From Zeugswetter Andreas SB
Subject AW: AW: timeout on lock feature
Date
Msg-id 11C1E6749A55D411A9670001FA687963368297@sdexcsrv1.f000.d0188.sd.spardat.at
Whole thread Raw
List pgsql-hackers
> > It is not something that makes anything unrelyable or less robust.
> 
> How can you argue that?  The presence of a lock timeout *will* make
> operations fail that otherwise would have succeeded; moreover that
> failure will be pretty unpredictable (at least from the point of view
> of the application that issued the command).  That qualifies as
> "unreliable and not robust" in my book.
> A persistent SET variable
> also opens up the risk of completely unwanted failures in critical
> operations --- all you have to do is forget to reset the variable

?????? So what, when you e.g. forget to commit you are also in trouble,
I do not see anything special here.

> when the effect is no longer wanted.  (Murphy's Law guarantees that
> you won't find out such a mistake until the worst possible time.
> That's even less robust.)

My OLTP clients set it to 30 sec right after connect and leave it at that.  

> 
> >> The only way PG could apply reasonable timeouts would be for the 
> >> application to dictate them, 
> 
> > That is exactly what we are talking about here.
> 
> The *real* problem is that the application cannot determine reasonable
> timeouts either.  Perhaps the app can decide how long it is willing to
> wait overall,

Yes, that is it. As I tried to explain earlier, the amount of work that needs to be 
done for the own tx (in OLTP) is pretty well predictable, but the work of other 
clients is not.

> but how can it translate that into the low-level notion of
> an appropriate lock timeout?  It does not know how many locks might get
> locked in the course of a query, nor which locks they are exactly, nor
> what the likely distribution of wait intervals is for those locks.

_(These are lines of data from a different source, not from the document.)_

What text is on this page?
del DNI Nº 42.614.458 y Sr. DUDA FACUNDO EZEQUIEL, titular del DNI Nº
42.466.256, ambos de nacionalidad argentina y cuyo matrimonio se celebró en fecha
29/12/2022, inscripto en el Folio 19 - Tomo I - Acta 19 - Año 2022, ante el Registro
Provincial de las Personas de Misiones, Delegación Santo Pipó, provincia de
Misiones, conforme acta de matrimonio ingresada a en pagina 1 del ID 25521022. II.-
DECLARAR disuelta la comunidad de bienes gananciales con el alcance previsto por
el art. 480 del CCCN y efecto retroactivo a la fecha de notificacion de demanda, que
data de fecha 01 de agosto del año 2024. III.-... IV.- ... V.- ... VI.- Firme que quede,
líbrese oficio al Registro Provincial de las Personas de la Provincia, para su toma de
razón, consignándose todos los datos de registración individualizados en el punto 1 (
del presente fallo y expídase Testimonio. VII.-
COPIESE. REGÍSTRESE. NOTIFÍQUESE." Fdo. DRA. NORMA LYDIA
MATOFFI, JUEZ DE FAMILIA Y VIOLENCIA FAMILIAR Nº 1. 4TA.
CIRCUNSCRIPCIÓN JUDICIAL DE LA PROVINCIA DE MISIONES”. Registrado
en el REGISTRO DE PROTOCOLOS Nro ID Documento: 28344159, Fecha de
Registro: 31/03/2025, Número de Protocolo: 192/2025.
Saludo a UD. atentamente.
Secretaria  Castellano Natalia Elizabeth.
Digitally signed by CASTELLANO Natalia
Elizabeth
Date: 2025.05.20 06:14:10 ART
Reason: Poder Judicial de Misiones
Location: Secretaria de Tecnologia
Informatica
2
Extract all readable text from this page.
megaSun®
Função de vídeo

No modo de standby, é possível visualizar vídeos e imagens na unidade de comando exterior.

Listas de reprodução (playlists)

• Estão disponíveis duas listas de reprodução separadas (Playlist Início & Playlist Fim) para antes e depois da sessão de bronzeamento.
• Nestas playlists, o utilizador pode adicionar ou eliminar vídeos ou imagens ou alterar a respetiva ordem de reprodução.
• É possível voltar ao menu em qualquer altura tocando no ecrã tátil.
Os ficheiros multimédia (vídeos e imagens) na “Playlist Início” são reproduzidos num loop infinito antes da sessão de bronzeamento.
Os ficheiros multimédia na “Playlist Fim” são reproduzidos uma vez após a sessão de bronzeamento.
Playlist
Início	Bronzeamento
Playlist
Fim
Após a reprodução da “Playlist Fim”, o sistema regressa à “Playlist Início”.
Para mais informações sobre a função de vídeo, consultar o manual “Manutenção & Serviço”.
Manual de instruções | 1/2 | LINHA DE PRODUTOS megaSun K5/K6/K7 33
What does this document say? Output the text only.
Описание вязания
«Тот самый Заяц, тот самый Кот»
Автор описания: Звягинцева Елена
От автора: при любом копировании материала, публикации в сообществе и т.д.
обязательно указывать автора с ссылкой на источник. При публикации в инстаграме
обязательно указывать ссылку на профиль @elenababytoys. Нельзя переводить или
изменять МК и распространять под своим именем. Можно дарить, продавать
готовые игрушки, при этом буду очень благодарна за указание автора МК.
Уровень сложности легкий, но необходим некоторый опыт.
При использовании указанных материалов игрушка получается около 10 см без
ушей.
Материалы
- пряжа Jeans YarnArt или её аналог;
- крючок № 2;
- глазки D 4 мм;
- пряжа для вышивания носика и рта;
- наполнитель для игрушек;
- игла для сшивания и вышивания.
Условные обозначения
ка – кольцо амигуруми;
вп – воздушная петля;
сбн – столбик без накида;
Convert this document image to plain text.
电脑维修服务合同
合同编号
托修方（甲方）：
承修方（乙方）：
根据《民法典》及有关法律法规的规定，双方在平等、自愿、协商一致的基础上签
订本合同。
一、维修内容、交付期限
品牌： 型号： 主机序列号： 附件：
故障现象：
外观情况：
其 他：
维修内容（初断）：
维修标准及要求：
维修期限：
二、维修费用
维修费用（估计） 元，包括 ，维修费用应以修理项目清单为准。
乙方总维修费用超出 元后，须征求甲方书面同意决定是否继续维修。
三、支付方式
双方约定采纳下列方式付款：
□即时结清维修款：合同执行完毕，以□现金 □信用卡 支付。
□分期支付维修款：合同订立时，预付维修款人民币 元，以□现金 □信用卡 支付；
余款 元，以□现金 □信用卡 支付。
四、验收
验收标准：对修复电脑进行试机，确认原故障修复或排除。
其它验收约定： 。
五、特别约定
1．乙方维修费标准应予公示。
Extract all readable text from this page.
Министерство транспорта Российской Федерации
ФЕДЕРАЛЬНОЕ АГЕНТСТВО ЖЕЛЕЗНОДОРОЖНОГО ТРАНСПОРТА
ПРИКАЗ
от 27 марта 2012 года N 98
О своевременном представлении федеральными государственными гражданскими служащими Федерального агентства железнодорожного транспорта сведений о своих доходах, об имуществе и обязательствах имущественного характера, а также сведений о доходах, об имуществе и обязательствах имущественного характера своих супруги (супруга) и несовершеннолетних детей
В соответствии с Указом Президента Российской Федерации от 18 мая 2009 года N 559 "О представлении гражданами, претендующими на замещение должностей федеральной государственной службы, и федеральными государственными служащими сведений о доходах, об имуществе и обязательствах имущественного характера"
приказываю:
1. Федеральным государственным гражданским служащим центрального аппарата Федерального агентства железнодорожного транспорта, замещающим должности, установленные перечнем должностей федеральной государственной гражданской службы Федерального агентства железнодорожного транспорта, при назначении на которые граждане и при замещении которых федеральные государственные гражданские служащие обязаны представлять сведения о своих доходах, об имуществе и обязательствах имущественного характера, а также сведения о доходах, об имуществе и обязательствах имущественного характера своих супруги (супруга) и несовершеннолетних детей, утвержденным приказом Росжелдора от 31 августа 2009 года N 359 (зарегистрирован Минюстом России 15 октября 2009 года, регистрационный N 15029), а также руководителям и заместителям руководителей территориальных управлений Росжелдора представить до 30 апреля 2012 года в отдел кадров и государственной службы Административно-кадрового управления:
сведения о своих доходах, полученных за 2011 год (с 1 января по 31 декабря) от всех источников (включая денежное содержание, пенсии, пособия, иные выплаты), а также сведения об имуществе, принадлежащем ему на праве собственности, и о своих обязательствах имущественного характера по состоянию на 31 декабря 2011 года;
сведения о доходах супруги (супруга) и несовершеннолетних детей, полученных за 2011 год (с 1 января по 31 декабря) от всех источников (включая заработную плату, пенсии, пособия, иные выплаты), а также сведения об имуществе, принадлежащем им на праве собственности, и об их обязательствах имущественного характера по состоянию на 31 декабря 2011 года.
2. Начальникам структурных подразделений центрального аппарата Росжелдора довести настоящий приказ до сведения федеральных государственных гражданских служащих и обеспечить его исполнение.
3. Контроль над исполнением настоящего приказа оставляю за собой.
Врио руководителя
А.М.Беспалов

The above would imho be a wrong approach at determining the timeout.

> Given that, using a lock timeout "feature" is just a crapshoot.  If you
> say "set lock timeout X", you have no real idea how that translates to
> application-visible performance nor how big a risk you are taking of
> inducing unwanted failures.  You don't even get to average out the
> uncertainty across a whole query, because if any one of the lock waits
> exceeds X, your query blows up.  Yet making X large destroys the
> usefulness of the feature entirely, so there will always be a strong
> temptation to set it too low.
> 
> This is the real reason why I've been holding out for restricting the
> feature to a specific LOCK TABLE statement: if it's designed that way,
> at least you know which lock you are applying the timeout to, and have
> some chance of being able to estimate an appropriate timeout.

I do not agree, but such is life :-)

BTW: for distributed txns you need a lock timeout feature anyway, because 
detecting remote deadlocks between two or more different servers would be 
very complicated. And I do think PostgreSQL will need remote db access a la long.